Posted: Sat Oct 08, 2011 1:05 pm
by Chrisooi
I have trouble with the following question:
Father says that either you or I (is, am, are) to blame for the broken window.
I think 'is' is the correct answer but my teacher says 'am' is the correct answer.
Please help.

Re: is, am, are?

Posted: Sun Oct 09, 2011 3:08 pm
by bonia
I think your teacher is right: (is , am, are) should coincide with the last subject( in your sentence it's "I') . So - I am to blame....

Re: is, am, are?

Posted: Mon Oct 10, 2011 5:27 pm
by TheStephen
"Am" is correct, but "are" is also acceptable. Definitely not "is."

Note that there are ways to avoid the problem altogether:

"Father says that either you are to blame for the broken window or I am."
"Father says that one of us is to blame for the broken window."
"Father says that the blame for the broken window rests on either you or me."

Re: is, am, are?

Posted: Mon Feb 27, 2012 12:08 am
by JCloninger
Chrisooi wrote:I have trouble with the following question:
Father says that either you or I (is, am, are) to blame for the broken window.
I think 'is' is the correct answer but my teacher says 'am' is the correct answer.
Please help.
"Is" would not be correct. "Is" is used for third-person singular pronouns (he, she, it).
Use "am" since it follows "I" ("I am to blame").
If you rewrite it "Father says that you", then you "are".

Re: is, am, are?

Posted: Mon Feb 27, 2012 5:09 am
by Joe
Father says that you or I am to blame.
Father says that I or you are to blame.

As JCloninger implies, the general rule is to conjugate the verb for the subject closest to the verb.

Re: is, am, are?

Posted: Tue Mar 06, 2012 8:20 pm
by anderson
Father says that you or I are to blame.
This sounds find to me.

Father says that you or I is to blame.
This sounds ok, but not as good as the first one.

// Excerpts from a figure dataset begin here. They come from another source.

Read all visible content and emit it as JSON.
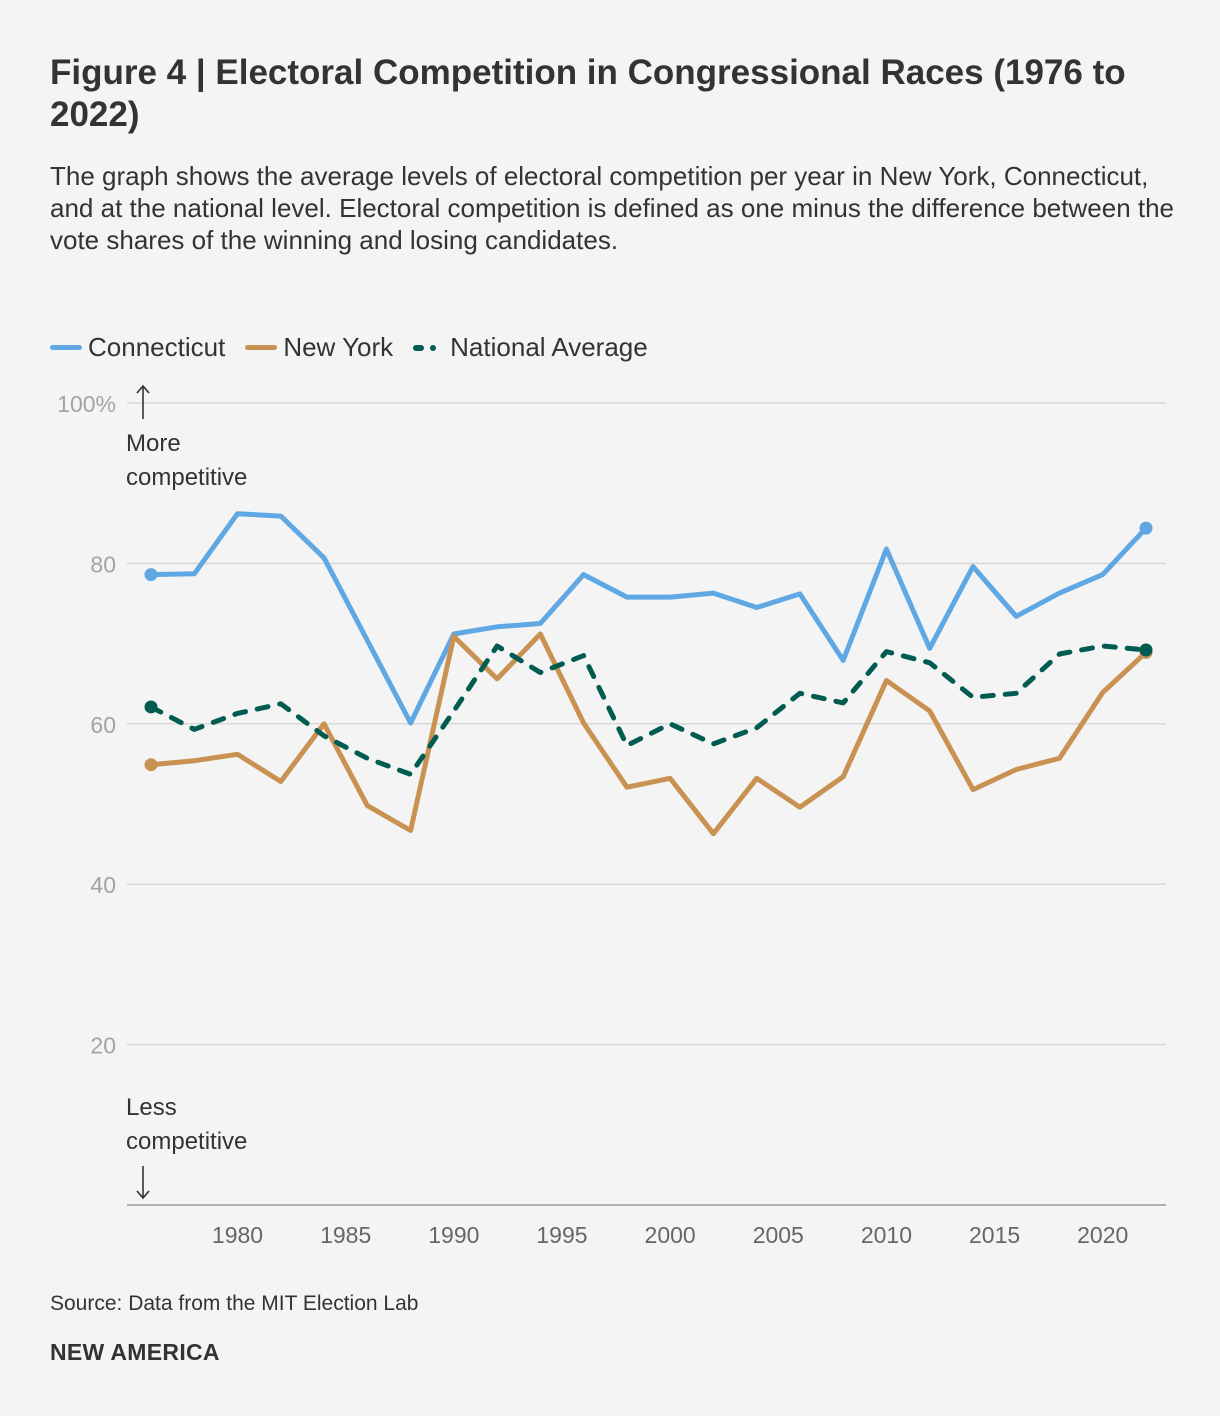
{
  "title": "Figure 4 | Electoral Competition in Congressional Races (1976 to 2022)",
  "subtitle": "The graph shows the average levels of electoral competition per year in New York, Connecticut, and at the national level. Electoral competition is defined as one minus the difference between the vote shares of the winning and losing candidates.",
  "source": "Source: Data from the MIT Election Lab",
  "brand": "NEW AMERICA",
  "chart_data": {
    "type": "line",
    "title": "Figure 4 | Electoral Competition in Congressional Races (1976 to 2022)",
    "xlabel": "",
    "ylabel": "",
    "ylim": [
      0,
      100
    ],
    "xlim": [
      1975,
      2023
    ],
    "grid": true,
    "legend": "top-left",
    "y_ticks": [
      "100%",
      "80",
      "60",
      "40",
      "20"
    ],
    "y_tick_values": [
      100,
      80,
      60,
      40,
      20
    ],
    "x_ticks": [
      1980,
      1985,
      1990,
      1995,
      2000,
      2005,
      2010,
      2015,
      2020
    ],
    "annotations": {
      "top": "More competitive",
      "bottom": "Less competitive"
    },
    "x": [
      1976,
      1978,
      1980,
      1982,
      1984,
      1986,
      1988,
      1990,
      1992,
      1994,
      1996,
      1998,
      2000,
      2002,
      2004,
      2006,
      2008,
      2010,
      2012,
      2014,
      2016,
      2018,
      2020,
      2022
    ],
    "series": [
      {
        "name": "Connecticut",
        "color": "#5fa8e3",
        "style": "solid",
        "values": [
          78.6,
          78.7,
          86.2,
          85.9,
          80.7,
          70.4,
          60.1,
          71.2,
          72.1,
          72.5,
          78.6,
          75.8,
          75.8,
          76.3,
          74.5,
          76.2,
          67.9,
          81.8,
          69.4,
          79.6,
          73.4,
          76.3,
          78.6,
          84.4
        ]
      },
      {
        "name": "New York",
        "color": "#c99252",
        "style": "solid",
        "values": [
          54.9,
          55.4,
          56.2,
          52.8,
          60.0,
          49.8,
          46.7,
          70.9,
          65.6,
          71.2,
          60.1,
          52.1,
          53.2,
          46.3,
          53.2,
          49.6,
          53.4,
          65.4,
          61.6,
          51.8,
          54.3,
          55.7,
          63.9,
          68.9
        ]
      },
      {
        "name": "National Average",
        "color": "#005c50",
        "style": "dashed",
        "values": [
          62.1,
          59.3,
          61.3,
          62.5,
          58.5,
          55.7,
          53.7,
          61.6,
          69.7,
          66.4,
          68.5,
          57.3,
          60.0,
          57.5,
          59.5,
          63.8,
          62.6,
          69.0,
          67.6,
          63.3,
          63.8,
          68.7,
          69.7,
          69.2
        ]
      }
    ]
  }
}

*Father says that you or I am to blame.
This sounds very weird to me.

I don't think the principle of proximity applies here. Would anyone say "The horses and the dog is very well behaved today"?

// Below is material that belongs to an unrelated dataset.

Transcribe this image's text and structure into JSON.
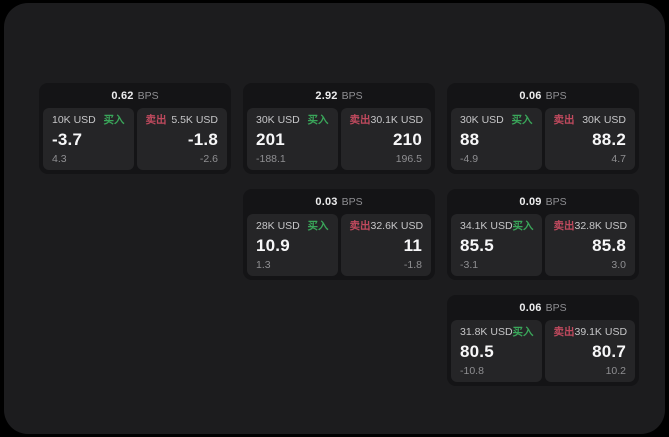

The principle of proximity applies to situations where there is some distance between the noun phrase head of the subject and the verb usually because there is a length postmodifier, as in "The filing of the false, fraudulent charges are a complete contraction" (Joseph McCarthy) where the subject NP is singular but the modifier that is closest to the verb is plural.

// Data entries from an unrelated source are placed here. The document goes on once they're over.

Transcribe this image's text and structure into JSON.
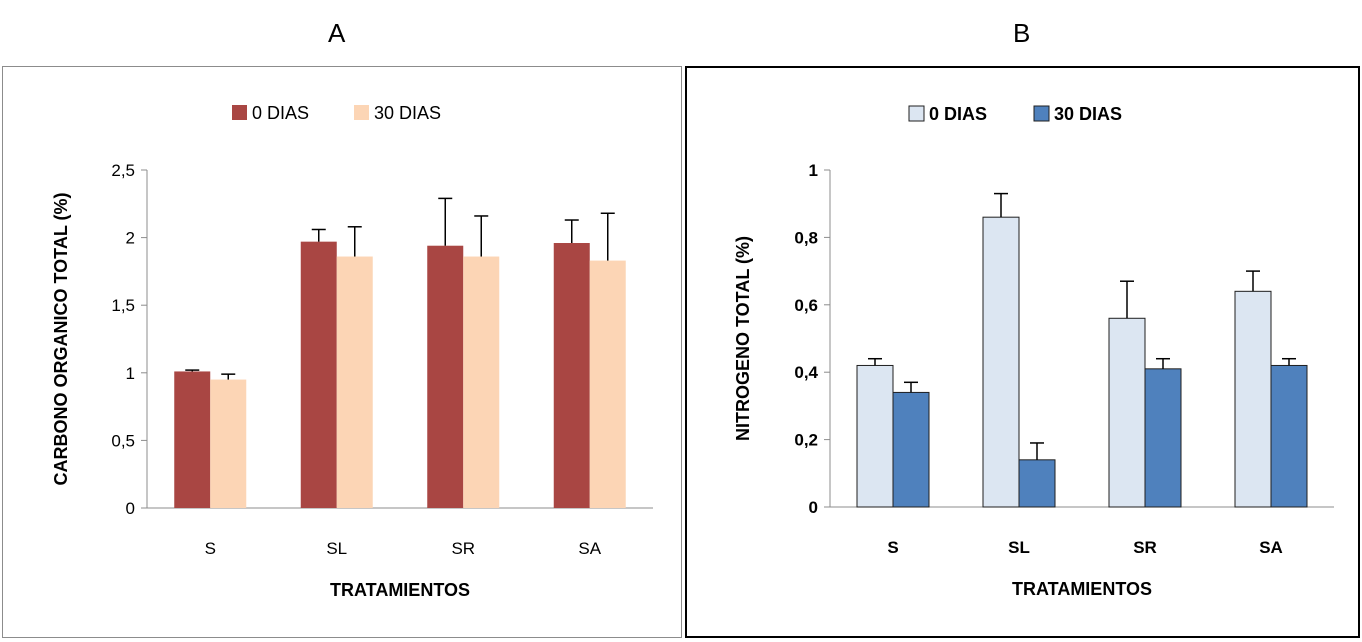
{
  "panels": {
    "a_label": "A",
    "b_label": "B"
  },
  "chart_data": [
    {
      "type": "bar",
      "panel": "A",
      "categories": [
        "S",
        "SL",
        "SR",
        "SA"
      ],
      "xlabel": "TRATAMIENTOS",
      "ylabel": "CARBONO ORGANICO TOTAL  (%)",
      "ylim": [
        0,
        2.5
      ],
      "yticks": [
        0,
        0.5,
        1,
        1.5,
        2,
        2.5
      ],
      "ytick_labels": [
        "0",
        "0,5",
        "1",
        "1,5",
        "2",
        "2,5"
      ],
      "legend_position": "top-center",
      "grid": false,
      "series": [
        {
          "name": "0 DIAS",
          "values": [
            1.01,
            1.97,
            1.94,
            1.96
          ],
          "errors": [
            0.01,
            0.09,
            0.35,
            0.17
          ],
          "color": "#a94643",
          "edge": "#a94643"
        },
        {
          "name": "30 DIAS",
          "values": [
            0.95,
            1.86,
            1.86,
            1.83
          ],
          "errors": [
            0.04,
            0.22,
            0.3,
            0.35
          ],
          "color": "#fcd5b5",
          "edge": "#fcd5b5"
        }
      ]
    },
    {
      "type": "bar",
      "panel": "B",
      "categories": [
        "S",
        "SL",
        "SR",
        "SA"
      ],
      "xlabel": "TRATAMIENTOS",
      "ylabel": "NITROGENO TOTAL (%)",
      "ylim": [
        0,
        1
      ],
      "yticks": [
        0,
        0.2,
        0.4,
        0.6,
        0.8,
        1
      ],
      "ytick_labels": [
        "0",
        "0,2",
        "0,4",
        "0,6",
        "0,8",
        "1"
      ],
      "legend_position": "top-center",
      "grid": false,
      "series": [
        {
          "name": "0 DIAS",
          "values": [
            0.42,
            0.86,
            0.56,
            0.64
          ],
          "errors": [
            0.02,
            0.07,
            0.11,
            0.06
          ],
          "color": "#dce6f2",
          "edge": "#1f1f1f"
        },
        {
          "name": "30 DIAS",
          "values": [
            0.34,
            0.14,
            0.41,
            0.42
          ],
          "errors": [
            0.03,
            0.05,
            0.03,
            0.02
          ],
          "color": "#4f81bd",
          "edge": "#1f1f1f"
        }
      ]
    }
  ]
}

But that's not what's happening in "Father says that you or I am to blame." Here we have a compound subject: two pronouns conjoined by "and". My intuition is that the plural verb is better here. According to Merriam-Webster's Dictionary of English Usage, the plural verb is usually used with compound subjects (singular nouns compounded by "and").

Re: is, am, are?

Posted: Sun Mar 11, 2012 4:52 pm
by Joe
anderson wrote:Here we have a compound subject: two pronouns conjoined by "and"
There is no "and" in the original sentence.

Re: is, am, are?

Posted: Sun Mar 11, 2012 7:52 pm
by anderson
right, they're conjoined by "or" not "and". The principle is the same.

Re: is, am, are?

Posted: Mon Mar 19, 2012 3:36 pm
by anderson
anderson wrote:right, they're conjoined by "or" not "and". The principle is the same.
No, I'm wrong. For pronouns joined by "or", MWDEU says
Compound singular nouns with or or nor are supposed to take a singular verb and in current use usually do. The plural verb is most likely to appear where the notion of plurality is suggested by negative construction or when the writer is thinking of "this or that or both".